– Да это я так… – конфузится девушка. – Вчера прочитала одну вещь…
– Расскажи.
– Ладно, слушай, – начинает, собравшись с мыслями, Мона. – На чердаке нашего дома испокон века валяется куча старых книг и бумаг. Остались от кого-то из прежних жильцов. Сколько я себя помню, они лежат там в углу. В детстве я любила играть на чердаке – перебирала книги, рассматривала картинки… И вот вчера, когда на меня что-то нашло… и мне стало тоскливо… я почему-то вспомнила детство: залезла на чердак и стала перебирать книги. И знаешь, что я нашла среди них?

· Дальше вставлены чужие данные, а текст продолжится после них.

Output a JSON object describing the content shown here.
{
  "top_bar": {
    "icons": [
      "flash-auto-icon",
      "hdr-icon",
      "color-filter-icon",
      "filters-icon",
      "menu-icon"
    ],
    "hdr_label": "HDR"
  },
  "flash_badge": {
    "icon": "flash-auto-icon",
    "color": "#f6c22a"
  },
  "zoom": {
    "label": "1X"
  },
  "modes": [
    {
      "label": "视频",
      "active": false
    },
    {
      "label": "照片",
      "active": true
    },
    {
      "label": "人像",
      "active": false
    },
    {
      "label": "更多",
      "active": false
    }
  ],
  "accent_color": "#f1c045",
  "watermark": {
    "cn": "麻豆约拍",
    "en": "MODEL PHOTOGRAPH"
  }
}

– Нет, – мотает головой Эдвин.
– Я нашла среди них одну занимательную старинную хронику. Не пойму, почему она раньше не попадалась мне на глаза. А может, я просто не обращала на нее внимания. Впрочем, это и неудивительно: в детстве такие книги меня не очень интересовали. Я больше любила читать художественную литературу. Так вот… В этой хронике описывается, как во время одного сильного шторма у острова Чарос погиб захваченный пиратами испанский галеон "Сан Антонио". Это случилось в 1685 году. И что, ты думаешь, находилось на том корабле? – спрашивает Мона с заметным оттенком загадочности.
– Не знаю, – прикидывается простачком Эдвин. Он сразу догадался, каким мог быть груз испанского корабля, захваченного пиратами, но ему не хочется портить Моне настроение первооткрывателя.

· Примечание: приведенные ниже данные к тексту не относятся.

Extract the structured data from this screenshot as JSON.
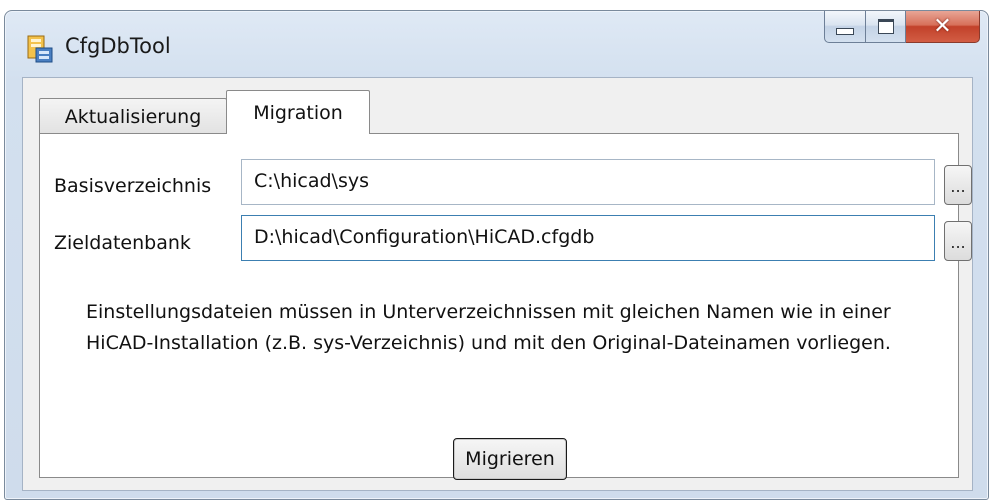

– На том судне, – торжественно объявляет девушка, – находились две бочки с золотом и три с серебром. Не считая разного там экзотического товара. Представляешь?! Вот я и подумала: нам бы хоть сотую, пусть даже тысячную часть этого богатства, и тогда все было бы по-другому…
Мона мечтательно поднимает глаза кверху. Там, в сонно шумящей листве акации, путаются, перемигиваясь, яркие звезды. То появляясь, то исчезая, они словно играют в прятки.
– Да, тогда все было бы по-другому, – наследуя Мону, мечтательно произносит Эдвин. Помолчав, спрашивает: – А где именно погиб тот корабль?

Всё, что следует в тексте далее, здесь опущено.